Я не умел впиться стальными зубами в кусок медного кабеля или слить из цистерны хотя бы литр бензина.
Мне говорили умные люди с цепями на шеях, что сейчас время прыгунов, схватил, где плохо лежит, и прыгнул, оставив всех с носом.
Но я не умел прыгать и не хотел учиться этой «легкой атлетике».
Я даже не пытался ловить носом воздух или косить по сторонам.
Я был глух, нем и слеп.
Теперь я нелегал — это дно и одновременно предел в моей философии, — тут даже нет намека на лестницу, нет и не может быть статуса, никто не может сказать про нелегала: «профессор», «специалист» и так далее. Нелегал вне иерархии, он — никто.
У меня даже имени нет. Я его сжег в этой топке, как прошлое… лопата за лопатой, мешок за мешком…

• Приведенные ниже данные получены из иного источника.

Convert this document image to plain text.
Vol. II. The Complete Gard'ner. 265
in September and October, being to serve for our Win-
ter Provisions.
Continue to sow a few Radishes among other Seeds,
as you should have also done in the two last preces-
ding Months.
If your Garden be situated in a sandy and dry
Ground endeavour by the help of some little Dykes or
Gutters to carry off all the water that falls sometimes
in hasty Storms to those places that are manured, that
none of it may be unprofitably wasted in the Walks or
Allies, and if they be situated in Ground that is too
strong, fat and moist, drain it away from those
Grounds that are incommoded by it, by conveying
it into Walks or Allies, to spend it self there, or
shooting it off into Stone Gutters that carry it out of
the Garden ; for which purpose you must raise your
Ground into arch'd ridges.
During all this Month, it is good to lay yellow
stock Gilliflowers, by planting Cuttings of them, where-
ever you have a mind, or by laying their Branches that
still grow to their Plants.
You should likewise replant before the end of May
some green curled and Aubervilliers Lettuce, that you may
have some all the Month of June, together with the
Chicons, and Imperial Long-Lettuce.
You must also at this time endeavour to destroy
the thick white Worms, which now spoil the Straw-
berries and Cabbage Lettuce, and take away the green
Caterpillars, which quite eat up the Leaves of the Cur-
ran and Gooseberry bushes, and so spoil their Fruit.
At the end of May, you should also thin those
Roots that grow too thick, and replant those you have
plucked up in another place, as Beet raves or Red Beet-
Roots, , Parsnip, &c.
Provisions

Сколько можно ходить кругами… Я уже плюнул раз десять вслед каждому окурку, брошенному из каждого окна этого замка. Хотя возможно, что скоро придется вылезать и бродить вокруг замка, собирать хапцы… Табака не так и много.
Я заглянул в каждый шкаф, в каждый ящик каждого стола; нашел в этом замке столько вещей, которые потеряли бывшие его обитатели, что скоро можно будет открывать бюро находок.

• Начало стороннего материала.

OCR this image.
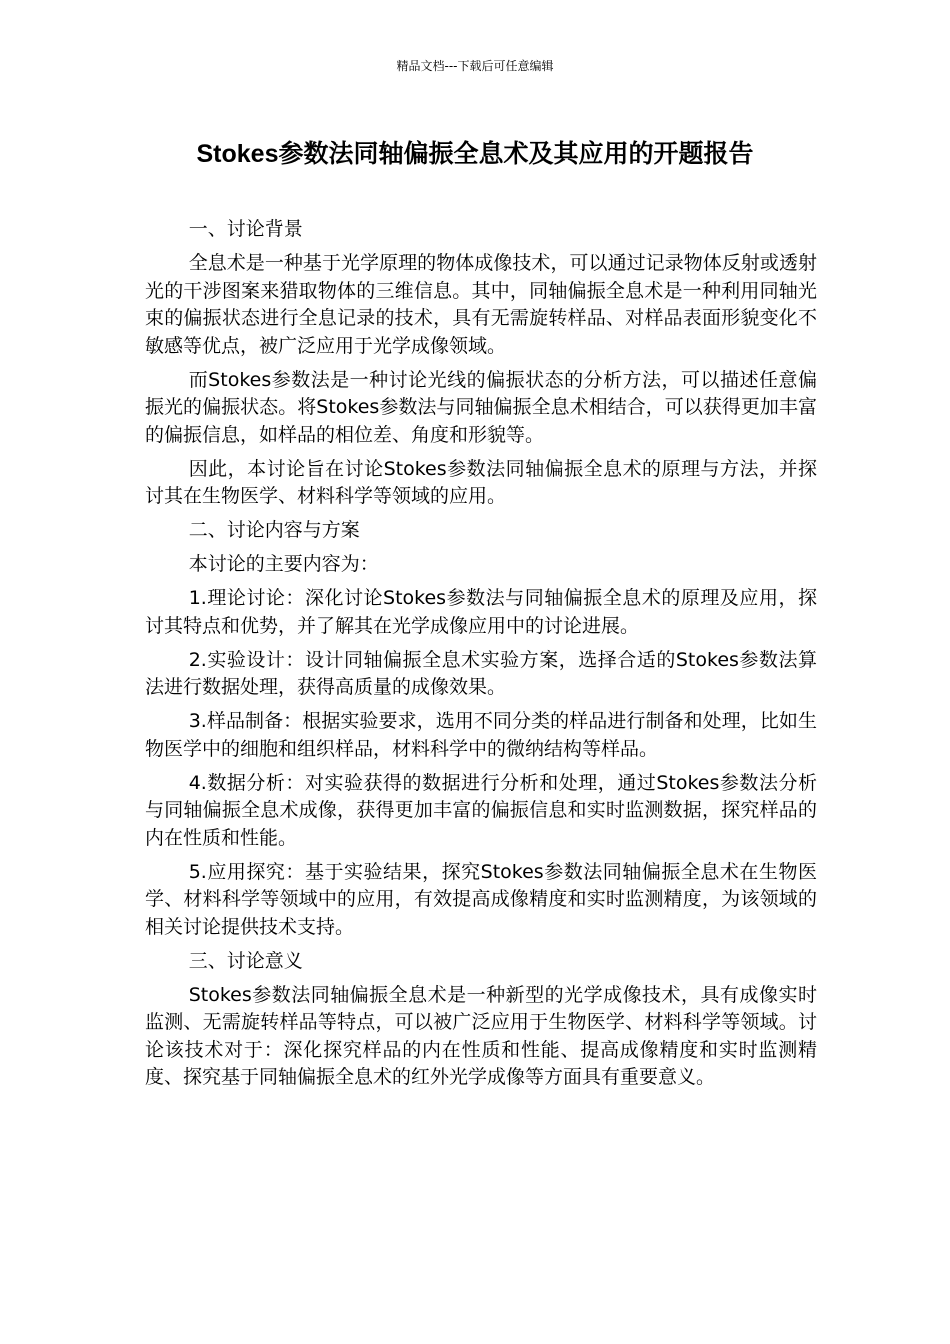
精品文档---下载后可任意编辑
Stokes参数法同轴偏振全息术及其应用的开题报告

一、讨论背景

全息术是一种基于光学原理的物体成像技术，可以通过记录物体反射或透射光的干涉图案来猎取物体的三维信息。其中，同轴偏振全息术是一种利用同轴光束的偏振状态进行全息记录的技术，具有无需旋转样品、对样品表面形貌变化不敏感等优点，被广泛应用于光学成像领域。

而Stokes参数法是一种讨论光线的偏振状态的分析方法，可以描述任意偏振光的偏振状态。将Stokes参数法与同轴偏振全息术相结合，可以获得更加丰富的偏振信息，如样品的相位差、角度和形貌等。

因此，本讨论旨在讨论Stokes参数法同轴偏振全息术的原理与方法，并探讨其在生物医学、材料科学等领域的应用。

二、讨论内容与方案

本讨论的主要内容为：

1.理论讨论：深化讨论Stokes参数法与同轴偏振全息术的原理及应用，探讨其特点和优势，并了解其在光学成像应用中的讨论进展。

2.实验设计：设计同轴偏振全息术实验方案，选择合适的Stokes参数法算法进行数据处理，获得高质量的成像效果。

3.样品制备：根据实验要求，选用不同分类的样品进行制备和处理，比如生物医学中的细胞和组织样品，材料科学中的微纳结构等样品。

4.数据分析：对实验获得的数据进行分析和处理，通过Stokes参数法分析与同轴偏振全息术成像，获得更加丰富的偏振信息和实时监测数据，探究样品的内在性质和性能。

5.应用探究：基于实验结果，探究Stokes参数法同轴偏振全息术在生物医学、材料科学等领域中的应用，有效提高成像精度和实时监测精度，为该领域的相关讨论提供技术支持。

三、讨论意义

Stokes参数法同轴偏振全息术是一种新型的光学成像技术，具有成像实时监测、无需旋转样品等特点，可以被广泛应用于生物医学、材料科学等领域。讨论该技术对于：深化探究样品的内在性质和性能、提高成像精度和实时监测精度、探究基于同轴偏振全息术的红外光学成像等方面具有重要意义。
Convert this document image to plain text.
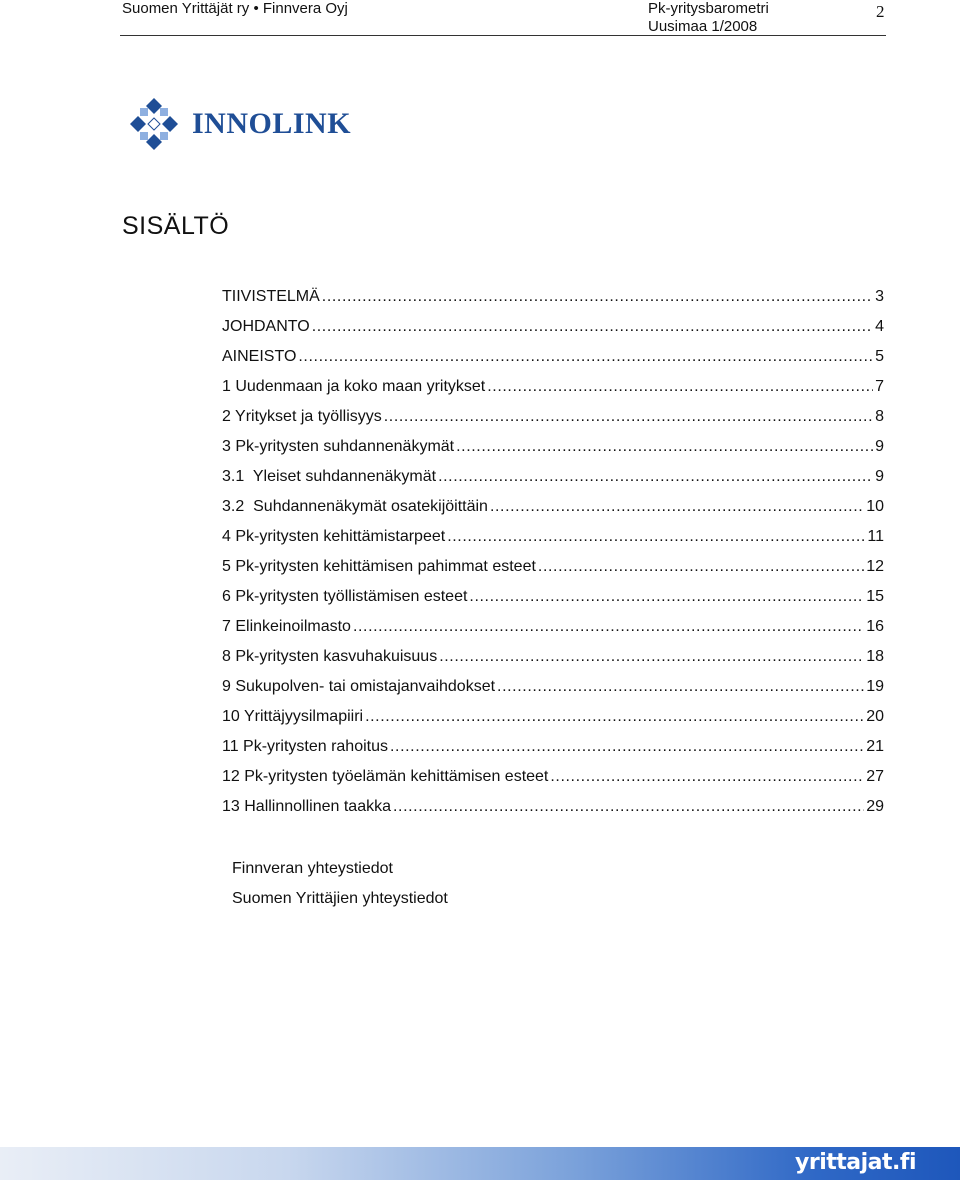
Suomen Yrittäjät ry • Finnvera Oyj	Pk-yritysbarometri
Uusimaa 1/2008
2
INNOLINK
SISÄLTÖ
TIIVISTELMÄ .....	3
JOHDANTO .....	4
AINEISTO .....	5
1 Uudenmaan ja koko maan yritykset .....	7
2 Yritykset ja työllisyys .....	8
3 Pk-yritysten suhdannenäkymät .....	9
3.1  Yleiset suhdannenäkymät .....	9
3.2  Suhdannenäkymät osatekijöittäin .....	10
4 Pk-yritysten kehittämistarpeet .....	11
5 Pk-yritysten kehittämisen pahimmat esteet .....	12
6 Pk-yritysten työllistämisen esteet .....	15
7 Elinkeinoilmasto .....	16
8 Pk-yritysten kasvuhakuisuus .....	18
9 Sukupolven- tai omistajanvaihdokset .....	19
10 Yrittäjyysilmapiiri .....	20
11 Pk-yritysten rahoitus .....	21
12 Pk-yritysten työelämän kehittämisen esteet .....	27
13 Hallinnollinen taakka .....	29
Finnveran yhteystiedot
Suomen Yrittäjien yhteystiedot
yrittajat.fi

Я покурил по три раза в каждом кресле, увидел с десяток кошмаров на каждом диване, проклял Бога на каждом квадратном метре этих руин и раз триста проголосовал за анархию в туалете.

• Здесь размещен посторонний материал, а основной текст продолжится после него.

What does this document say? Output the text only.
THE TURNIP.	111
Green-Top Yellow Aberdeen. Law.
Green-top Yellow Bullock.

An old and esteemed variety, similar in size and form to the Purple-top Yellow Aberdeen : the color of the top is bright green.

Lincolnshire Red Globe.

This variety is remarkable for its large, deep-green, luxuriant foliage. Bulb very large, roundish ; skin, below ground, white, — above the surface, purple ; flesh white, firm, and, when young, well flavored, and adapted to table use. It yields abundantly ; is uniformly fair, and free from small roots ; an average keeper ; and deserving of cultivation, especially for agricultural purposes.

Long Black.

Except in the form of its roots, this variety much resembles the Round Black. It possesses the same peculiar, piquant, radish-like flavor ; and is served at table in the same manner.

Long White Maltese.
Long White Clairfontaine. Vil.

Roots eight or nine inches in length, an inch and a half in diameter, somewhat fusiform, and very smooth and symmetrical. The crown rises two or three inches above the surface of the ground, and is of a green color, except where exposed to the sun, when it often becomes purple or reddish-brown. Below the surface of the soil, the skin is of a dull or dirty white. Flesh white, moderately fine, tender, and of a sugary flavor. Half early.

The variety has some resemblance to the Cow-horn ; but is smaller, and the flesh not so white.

Хорошо, что у меня нет ключа в библиотеку — ведь туалетная бумага здесь быстро сыреет — никак нельзя оставлять открытой. Приходится брать новую, а старую надо сушить. С этим тоже столько неудобств. Столько непредусмотренных неудобств.
Сколько можно спорить с силами, которые я не то что недооцениваю, а просто представить в своем уме не могу, как они действуют! Куда мне, тридцатилетнему ублюдку, тягаться с силами, которые властвуют с сотворения миров! Каков наглец…
Консервный ключ донельзя затупился. И я ничего не могу поделать. Я буду рубить банки топором, а потом собирать проклятые бобы с пола и мыть их в чашке. Ничего умнее я придумать не смогу…
Что уж говорить о сырости. Я не могу остановить процесс разложения замка, даже отапливая его.
Этим ключом открыли, наверное, больше миллиона банок. Один Скритас, наверное, не меньше тысячи тем летом. Каждый день тунец по десять банок на всех. Бобы, маис, килька… Жара… У меня скоро вырастут жабры.
Я хочу мяса! Свинину! Жирную, пузырящуюся, вонючую…
А этот ключ даже банку тунца уже открыть не может.
И чего толку вскрывать банку тунца, если я хочу свинину!
Такое бессилие… просто караул!
Поставить чаю… Кажется, газ тоже кончается…
Или мне кажется? Нет… Слабовато пламя. Столько риса варить, конечно, кончается. Об этом я не подумал. А надо было подумать! Если кончится газ, придется топить печь и готовить на печи. Это еще столько возни. Это сколько надо топить печь, чтобы на ней сварганить рис! Теперь и чай-то станет проблемой. Придется ходить в Коммюнхус! Ползти из замка туда, по слякоти…
Где-то был электрический чайник, да только литовцы его так основательно запрятали, что мне никогда не найти. То, что спрятали литовцы, да еще в датском замке, русскому никогда не сыскать.